Okay but oppression, suffering, hope, revolution, freedom… those are huge topics, too huge to digest without specific examples. That’s why it's becoming more mainstream in modern Judaism to give your seder a theme. Instead of just generally talking in abstract about all these big picture concepts, we get to pick lens to apply them, pick a statement to make. Maybe some of you can relate if your families recently began putting oranges on the seder plate, to call for freedom for women and in the LGBTQ community. Maybe at some of your family seders the conversation has grown into a discussion of more recent stories of Jewish oppression like the Holocaust or even more recent antisemitism. Maybe you've been to vegan seders, environmental justice seders, or our fair trade chocolate seder last year about slavery in the chocolate industry.
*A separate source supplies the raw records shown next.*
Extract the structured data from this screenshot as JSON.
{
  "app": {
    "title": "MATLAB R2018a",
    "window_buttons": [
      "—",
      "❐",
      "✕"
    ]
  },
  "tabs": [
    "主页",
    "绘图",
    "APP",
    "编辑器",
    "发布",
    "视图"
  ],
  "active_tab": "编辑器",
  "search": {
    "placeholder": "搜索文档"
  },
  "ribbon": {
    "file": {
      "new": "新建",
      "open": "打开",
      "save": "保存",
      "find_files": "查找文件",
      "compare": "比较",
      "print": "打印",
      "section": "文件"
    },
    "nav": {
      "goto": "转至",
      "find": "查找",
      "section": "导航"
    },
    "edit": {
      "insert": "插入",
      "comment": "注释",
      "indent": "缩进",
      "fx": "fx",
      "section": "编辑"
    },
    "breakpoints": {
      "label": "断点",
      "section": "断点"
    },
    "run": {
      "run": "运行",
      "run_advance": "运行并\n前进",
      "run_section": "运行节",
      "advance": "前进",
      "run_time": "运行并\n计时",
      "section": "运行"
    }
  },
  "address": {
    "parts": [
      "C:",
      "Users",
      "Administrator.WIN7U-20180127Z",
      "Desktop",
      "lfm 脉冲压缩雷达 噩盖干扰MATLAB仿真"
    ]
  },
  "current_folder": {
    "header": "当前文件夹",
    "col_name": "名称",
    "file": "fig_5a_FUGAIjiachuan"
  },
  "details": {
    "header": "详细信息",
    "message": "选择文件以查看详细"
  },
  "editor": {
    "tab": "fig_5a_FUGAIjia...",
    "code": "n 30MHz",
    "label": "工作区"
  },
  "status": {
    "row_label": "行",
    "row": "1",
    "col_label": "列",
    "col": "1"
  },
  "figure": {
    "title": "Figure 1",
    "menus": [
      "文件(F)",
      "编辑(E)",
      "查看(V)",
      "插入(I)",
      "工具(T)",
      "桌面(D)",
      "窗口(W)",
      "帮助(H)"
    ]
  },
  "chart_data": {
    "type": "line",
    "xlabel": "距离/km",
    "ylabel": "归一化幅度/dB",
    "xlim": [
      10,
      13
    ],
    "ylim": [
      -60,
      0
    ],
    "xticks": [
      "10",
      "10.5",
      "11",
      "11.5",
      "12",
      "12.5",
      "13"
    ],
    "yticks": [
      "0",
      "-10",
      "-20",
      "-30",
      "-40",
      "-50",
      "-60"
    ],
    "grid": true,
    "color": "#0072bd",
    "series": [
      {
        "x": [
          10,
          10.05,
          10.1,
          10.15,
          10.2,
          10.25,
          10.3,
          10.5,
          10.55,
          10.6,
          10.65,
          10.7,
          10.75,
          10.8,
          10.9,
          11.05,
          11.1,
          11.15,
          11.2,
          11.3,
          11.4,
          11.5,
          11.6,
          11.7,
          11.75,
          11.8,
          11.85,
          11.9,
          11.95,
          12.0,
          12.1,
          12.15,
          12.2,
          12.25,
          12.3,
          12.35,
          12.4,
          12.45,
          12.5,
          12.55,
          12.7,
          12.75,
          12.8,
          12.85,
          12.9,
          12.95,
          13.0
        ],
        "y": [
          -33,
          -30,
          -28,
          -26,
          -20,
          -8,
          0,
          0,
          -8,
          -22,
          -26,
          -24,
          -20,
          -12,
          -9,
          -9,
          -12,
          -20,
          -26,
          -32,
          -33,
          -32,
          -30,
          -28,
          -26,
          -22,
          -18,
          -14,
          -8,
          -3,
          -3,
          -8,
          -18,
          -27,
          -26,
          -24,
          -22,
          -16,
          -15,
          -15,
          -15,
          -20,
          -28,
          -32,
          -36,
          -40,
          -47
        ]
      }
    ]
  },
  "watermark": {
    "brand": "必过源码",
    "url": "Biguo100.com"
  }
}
The beauty of this Jewish ritual is that it tells us to take this ancient story and make it as relevant as possible to whatever topic feels important to us right now.

In the past decade, the global refugee population has more than doubled. 84 million people around the world have been displaced. And then Russia invaded Ukraine. As of a few weeks ago, an estimated 10 million Ukranians were forced to flee their homes, and there’s likely even more since then. This is not only one of the most heart breaking examples of suffering in our world today, but it's also very personal to us Jews. As Jews living outside of Israel, we are all in a way refugees. Maybe we've been comfortable now for a few generations, but beginning 2,000 years ago and many many times since we have been violently displaced from oppressive regimes. This diaspora is a tragic curse but also a blessing. While being scattering time and time again across the world is undeniably traumatic, at the same time, it is the reason for both our unbreakable tenacious spirit and our wildly rich cultural diversity. 

Our Seder tonight will draw inspiration from our oppression in Egypt to empathize with today’s refugees and send our support to Ukrainians. We’ll be wishing them the same undying hope for peace that we conjured in Egypt and so many times since. And at the same time, echoing the typical duality of Jewish traditions, we’ll enjoy the beauty and sweetness that ironically came out of our own bitter displacment. We’ll be celebrating Jewish diversity through the Passover traditions and foods of Jewish communities in all different corners of the world.